Они спускались с гор под ливнем. Они ощущали его тяжесть плечами, грудью, коленями... Им казалось, что они заблудились и попали в другую стихию, в которой вместо легких полагаются жабры. У них не было жабр, и им было трудно дышать в этом сплошном потоке, который обрушивался на них не дождем, а водопадом. Мокрые рюкзаки, как уродливые горбы, вздулись за их спинами и качали из стороны в сторону, а каменистые тропы были опасно скользкими. И не было вокруг ни хижины, ни пещеры - только склон горы, открытый всем ветрам и всем дождям. Они здорово намаялись. И хотя вокруг текли потоки, им хотелось пить. Пить в окружении воды.
Майя шла первой. За ней шел Генка. Он страдал из-за нее. Он страдал ее страданиями, а своих не замечал. Если бы он мог понести ее на руках, закрыть собой от этого черного сплошного ливня!
Он видел только капюшончик на голове Майи, темный от воды рюкзак, кеды... Он замечал, как на крутых спусках ее ноги слегка дрожали от напряжения и усталости.
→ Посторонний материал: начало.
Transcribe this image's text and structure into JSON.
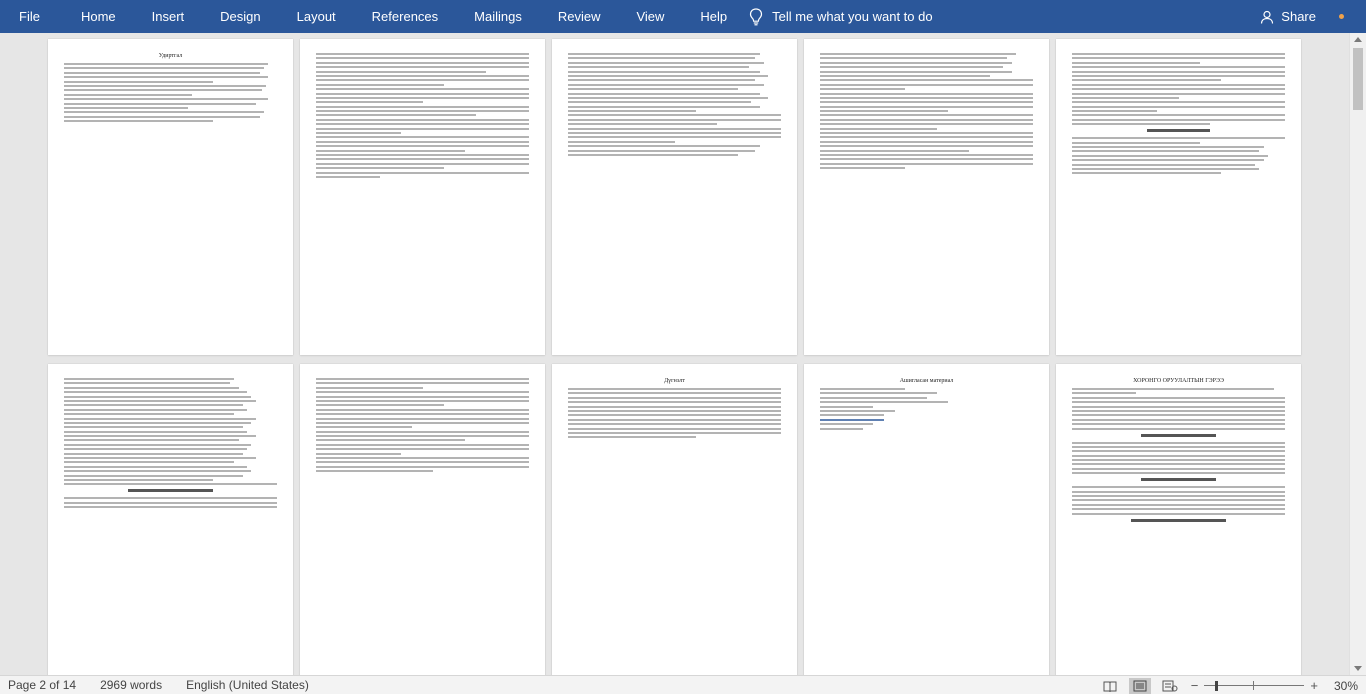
{
  "menu": {
    "file": "File",
    "tabs": [
      "Home",
      "Insert",
      "Design",
      "Layout",
      "References",
      "Mailings",
      "Review",
      "View",
      "Help"
    ],
    "tell_me": "Tell me what you want to do",
    "share": "Share"
  },
  "colors": {
    "ribbon": "#2b579a",
    "accent_dot": "#f0a24b"
  },
  "pages": [
    {
      "title": "Удиртгал",
      "number": ""
    },
    {
      "title": "",
      "number": ""
    },
    {
      "title": "",
      "number": ""
    },
    {
      "title": "",
      "number": ""
    },
    {
      "title": "",
      "number": ""
    },
    {
      "title": "",
      "number": ""
    },
    {
      "title": "",
      "number": ""
    },
    {
      "title": "Дүгнэлт",
      "number": ""
    },
    {
      "title": "Ашигласан материал",
      "number": ""
    },
    {
      "title": "ХОРОНГО ОРУУЛАЛТЫН ГЭРЭЭ",
      "number": ""
    }
  ],
  "status": {
    "page": "Page 2 of 14",
    "words": "2969 words",
    "language": "English (United States)",
    "zoom_minus": "−",
    "zoom_plus": "+",
    "zoom": "30%",
    "zoom_fraction": 0.3
  },
  "icons": {
    "tell": "lightbulb-icon",
    "share": "person-icon",
    "read_mode": "read-mode-icon",
    "print_layout": "print-layout-icon",
    "web_layout": "web-layout-icon"
  }
}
Он один видел, как дрожали. А когда она спускалась боком, то видел ее нос, губы и прядку волос, мокрую, тоненькую. А над верхней тубой и на подбородке скапливались капли дождя, которые она не успевала стереть рукавом.
Потом упала Нина Белова и о камни сильно содрала себе ногу. Она шла прихрамывая, а ее рюкзак по очереди тащили ребята.
- Осталось еще немного... Осталось еще немного, - утешали ее ребята.
А бинт все время съезжал с ноги, и рана кровоточила. Приходилось часто останавливаться, перевязывать Нинину ногу.
- Доберемся до реки, промою рану чистой водой, - говорила Майя Викторовна. - Потерпи.
- Я терплю. Мне ничего... - отвечала девочка.
- Опирайся на мое плечо, - предложил Гена.